I will let you know later if my idea was successful…

Web 2.0: Putting it all together

Okay, I realized last year that I was too spread out on the Internet to be effective for my students. This year, my goal was to focus my efforts and make my web presence more effective. In an awkward way, I am doing so by using more Web 2.0 Tools…kinda ironic isn’t it.

The way my online presence was set up became ungainly and cumbersome. I outgrew the wiki I was using as my main site a couple of years ago and began looking for alternatives. I used BlackBoard which became too expensive, went to Moodle, which did not work out, then on to Edmodo, which rocks. I went with a “Two Way Street” model, I push out information via Edmodo, students would use the class wiki for their informational platform.  My students still use the wiki for posting their projects, but the everyday information has fallen off. We have a class blog where the students post their writing assignments for the world to see, warts and all, or as @bpasquale likes to say, “the unvarnished work of students.” My parents were directed to the various sites by either our school’s Edline page, or the class wiki. This set up just did not work, the reasons are plentiful.

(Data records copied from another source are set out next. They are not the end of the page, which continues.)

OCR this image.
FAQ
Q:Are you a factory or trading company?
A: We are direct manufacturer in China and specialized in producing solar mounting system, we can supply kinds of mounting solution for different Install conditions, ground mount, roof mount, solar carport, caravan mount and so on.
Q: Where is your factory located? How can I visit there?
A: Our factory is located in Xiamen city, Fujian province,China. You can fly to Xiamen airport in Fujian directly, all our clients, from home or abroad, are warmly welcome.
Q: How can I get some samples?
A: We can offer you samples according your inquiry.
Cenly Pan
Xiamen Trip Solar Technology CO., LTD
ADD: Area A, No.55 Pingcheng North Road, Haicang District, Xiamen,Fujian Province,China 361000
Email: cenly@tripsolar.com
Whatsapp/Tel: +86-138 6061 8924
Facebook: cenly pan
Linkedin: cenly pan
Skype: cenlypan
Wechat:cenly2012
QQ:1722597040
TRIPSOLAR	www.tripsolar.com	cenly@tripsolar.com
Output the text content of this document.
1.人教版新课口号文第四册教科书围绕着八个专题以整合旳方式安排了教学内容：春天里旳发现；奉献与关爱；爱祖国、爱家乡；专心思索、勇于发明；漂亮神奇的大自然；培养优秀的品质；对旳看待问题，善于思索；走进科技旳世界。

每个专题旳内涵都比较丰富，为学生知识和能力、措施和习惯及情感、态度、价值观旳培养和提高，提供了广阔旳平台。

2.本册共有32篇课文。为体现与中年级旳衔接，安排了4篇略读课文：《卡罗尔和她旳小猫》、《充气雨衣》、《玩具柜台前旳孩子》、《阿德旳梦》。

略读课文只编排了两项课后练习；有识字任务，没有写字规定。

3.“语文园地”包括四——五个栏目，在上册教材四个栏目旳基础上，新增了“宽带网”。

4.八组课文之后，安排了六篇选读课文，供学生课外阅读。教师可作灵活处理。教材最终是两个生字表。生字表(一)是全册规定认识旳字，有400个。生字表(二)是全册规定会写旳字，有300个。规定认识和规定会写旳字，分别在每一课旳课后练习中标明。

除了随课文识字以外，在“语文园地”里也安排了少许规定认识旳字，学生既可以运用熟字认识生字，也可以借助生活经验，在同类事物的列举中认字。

Well, here is my game plan. I needed a one-stop shop to direct people around my many sites that was not cumbersome and did not require a log in.  I finally jumped on creating a website. This is now my main site, located at, surprise, surprise.  From here you can, or will soon be able to, access everything that is necessary for success in my classes.  I will still use Edmodo as my online classroom, the blog for longer student writing pieces, and the wiki as a student publishing platform.  However, my website ties everything together and strengthens the connection between the existing sites.

My website will contain all of the information parents, students, and even my administrators need to keep current with my classes.  I will even use the site to showcase samples of student work, and hopefully spur interest in the main sites where student work is published.  I will explain not only the tools my students are using, but the reasons behind their uses.  This should clear up some of the confusion that occasionally arises throughout the year.  The site will also host ways to sign up for tools and services I use such as Textmarks, my new self-made Droid app, Netvibes, Google Docs, Evernote, and others.

I am hoping this tool streamlines the other sites and reinvigorates their usage by all parties involved in the educational process.  The potential is there for the sites to be powerful learning tools, but as I often like to say in my classes “potential and $4.95 gets you a small frappachino latte at the chain coffee store.”  These sites need to be more than potential tools, they need to be effective in the real world.